The need for labor on the Continental Railroad and other menial jobs at the turn of the 20th century prompted the United States to relax immigration policies. Asians took advantage of it and emigrated in large numbers.
“Asian Americans have had a long history of being anti-Black as their strategy to protect themselves,” Malone said in a telephone interview with CBM. “Say like in the early 1900s when the Chinese were immigrating to Mississippi, they were doing everything they could to prove to White folks that they were not Black. They wanted to be more like White people.”
Malone said the move to align themselves with White identity and interests in America has been about self-preservation for some Asian Americans.

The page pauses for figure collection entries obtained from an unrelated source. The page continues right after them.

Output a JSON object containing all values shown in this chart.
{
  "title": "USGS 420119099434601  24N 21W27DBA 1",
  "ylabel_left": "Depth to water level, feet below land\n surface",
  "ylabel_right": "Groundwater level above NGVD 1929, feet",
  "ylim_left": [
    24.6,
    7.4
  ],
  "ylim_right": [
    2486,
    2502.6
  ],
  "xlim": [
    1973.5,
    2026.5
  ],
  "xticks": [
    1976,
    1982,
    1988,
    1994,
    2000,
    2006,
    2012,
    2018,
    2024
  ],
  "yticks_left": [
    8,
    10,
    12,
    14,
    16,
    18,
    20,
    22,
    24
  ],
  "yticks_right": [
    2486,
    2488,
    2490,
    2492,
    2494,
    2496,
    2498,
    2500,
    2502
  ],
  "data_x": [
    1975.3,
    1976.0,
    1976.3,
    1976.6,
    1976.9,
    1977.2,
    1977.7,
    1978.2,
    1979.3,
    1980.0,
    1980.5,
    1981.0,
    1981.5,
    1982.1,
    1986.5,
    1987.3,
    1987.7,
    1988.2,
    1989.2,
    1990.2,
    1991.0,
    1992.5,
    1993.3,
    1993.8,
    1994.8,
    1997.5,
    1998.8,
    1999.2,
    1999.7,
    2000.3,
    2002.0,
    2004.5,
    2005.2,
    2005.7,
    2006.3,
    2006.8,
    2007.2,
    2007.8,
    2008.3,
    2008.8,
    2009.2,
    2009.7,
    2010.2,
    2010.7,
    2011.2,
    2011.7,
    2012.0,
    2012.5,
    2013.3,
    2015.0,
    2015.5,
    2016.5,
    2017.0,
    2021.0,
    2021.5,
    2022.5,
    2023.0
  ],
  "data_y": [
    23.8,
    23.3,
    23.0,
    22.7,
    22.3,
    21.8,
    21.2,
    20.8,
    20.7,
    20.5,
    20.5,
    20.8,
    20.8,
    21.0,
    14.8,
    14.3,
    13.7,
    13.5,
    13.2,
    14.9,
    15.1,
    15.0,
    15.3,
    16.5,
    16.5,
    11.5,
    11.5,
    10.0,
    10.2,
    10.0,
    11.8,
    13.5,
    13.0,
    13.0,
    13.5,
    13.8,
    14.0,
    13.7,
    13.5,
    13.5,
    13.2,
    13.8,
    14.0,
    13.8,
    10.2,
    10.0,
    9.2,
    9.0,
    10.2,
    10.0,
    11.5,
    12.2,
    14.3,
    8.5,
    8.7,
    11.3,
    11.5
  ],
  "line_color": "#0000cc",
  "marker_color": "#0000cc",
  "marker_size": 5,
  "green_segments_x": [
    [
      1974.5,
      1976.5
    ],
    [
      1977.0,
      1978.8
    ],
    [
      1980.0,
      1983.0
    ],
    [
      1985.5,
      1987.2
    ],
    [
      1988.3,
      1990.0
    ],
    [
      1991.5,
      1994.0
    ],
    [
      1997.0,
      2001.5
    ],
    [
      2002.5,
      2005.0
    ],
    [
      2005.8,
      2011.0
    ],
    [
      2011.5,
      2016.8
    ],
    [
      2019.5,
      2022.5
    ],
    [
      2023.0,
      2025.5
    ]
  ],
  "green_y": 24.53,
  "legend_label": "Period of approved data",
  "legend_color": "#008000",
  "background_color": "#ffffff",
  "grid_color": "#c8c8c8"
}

The White power structure, she said, was more suitable and advantageous.
Malone said some Asian Americans still rely on that strategy to get ahead.
Former Democrat presidential candidate Andrew Yang, who is Taiwanese American, says some Asian Americans have bought into an idea that America has sold them: That they are the most vaunted group among the country’s minorities.
“Obviously, alternately, they could have been in solidarity. Asians and Black folks could have been fighting together,” Malone said. “But unfortunately, many Asians have a history of taking the fate of ‘we’re going to side with the White power structure.’ The model-minority myth helped tighten that strategy.”
The next round of voting on ACA 5 will be on the Assembly floor at the State Capitol on June 10. If the proposition passes that hurdle, it moves on to the California Senate for consideration.